Topic > A comparison between the satire in Catch-22 and Good as Gold

The satire in Catch-22 and Good as GoldJoseph Heller, perhaps one of the most famous writers of the 20th century, writes about some emotional issues such as war. He doesn't address these issues in the normal way, but criticizes them and the institutions that help carry these things forward. In fact, Heller goes beyond criticism, he satirizes. In his two main novels Catch-22 and Good as Gold he satirizes almost every respectable American institution. Catch-22 is a satire on World War II. This novel is set on the small island of Pianosa in the Mediterranean Sea at the end of the war, when Germany no longer poses a threat. It is the struggle of one man, Yossarian, to survive the war. Throughout this novel Yossarian tries to escape the war, and does many inappropriate things to do so. Good as Gold is about a Jewish man named Gold. It concerns Gold's experiences with government while employed at the White House. It also deals in detail with Gold's family problems and Gold's struggle to write a book about contemporary Jewish society. In these two novels, Catch-22 and Good as Gold, Heller criticizes many institutions. In Good as Gold it is the White House and the government as a whole, and in Catch-22 it is the military and medical institutions. In Catch-22 the army is heavily satirized. Heller does this by criticizing it. Karl agrees with this statement by offering an example of the satire of both military and civilian institutions in Catch-22: The Influence of Postal Worker Wintergreen, the computer failure that promotes Major Major, and the petty rivalries among the officers Communication satirizes the failures and cutthroat competition that Heller saw within the civilian and military bureaucracies of the 1950s.

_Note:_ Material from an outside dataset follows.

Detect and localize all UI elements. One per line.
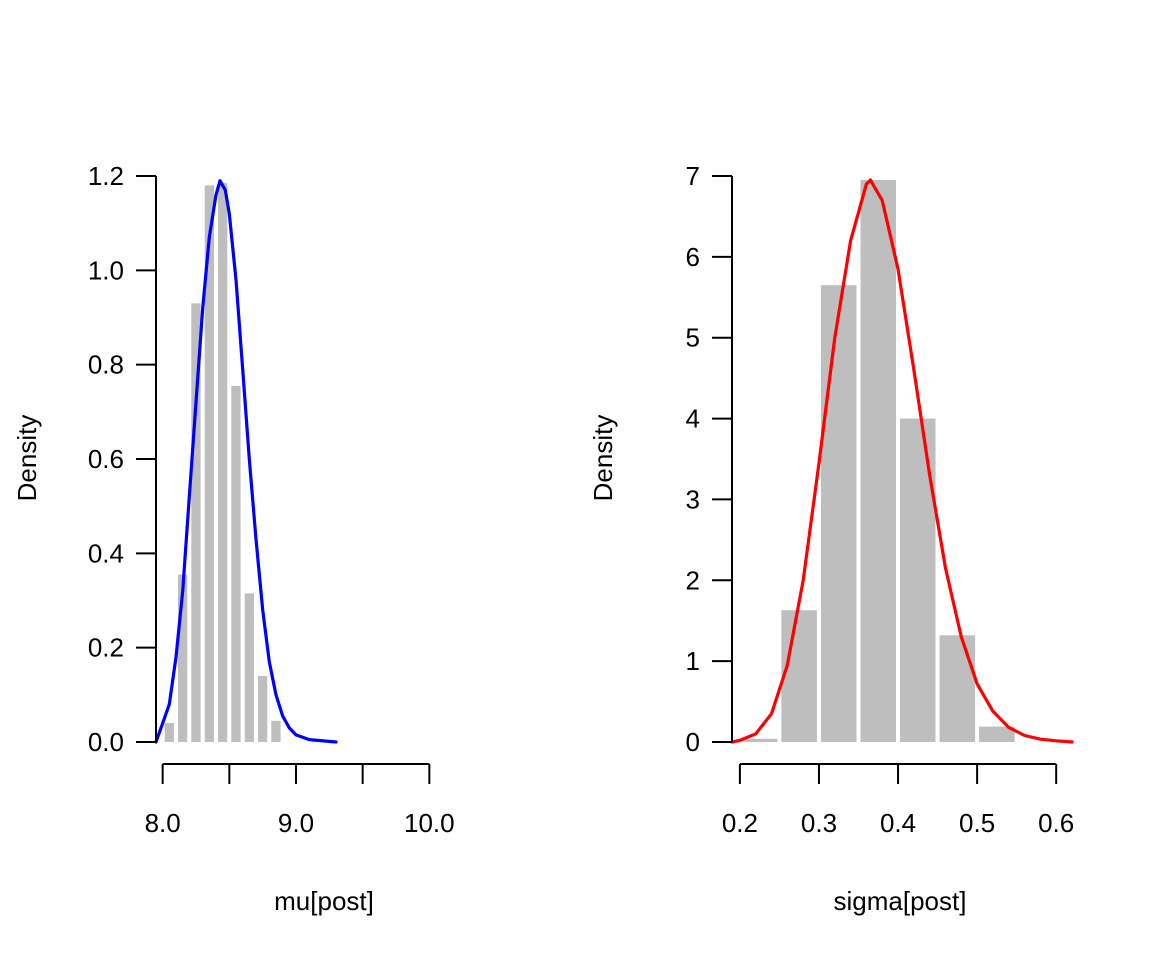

Even the civil rights movement, not yet widespread in the 1950s, is satirized in Colonel Cathcart's attitudes towards conscripts. (23) Karl summarizes the satire of the military this way: The enemy in Heller's book is not simply the chaos of war, but also the deadly and inhuman bureaucracy of the military-economic establishment which claims to be a brake on chaos while threatening humanity. life more insidiously than the battle itself. Heller also questions the necessity of death and carnage throughout the novel by asking whether it is really necessary.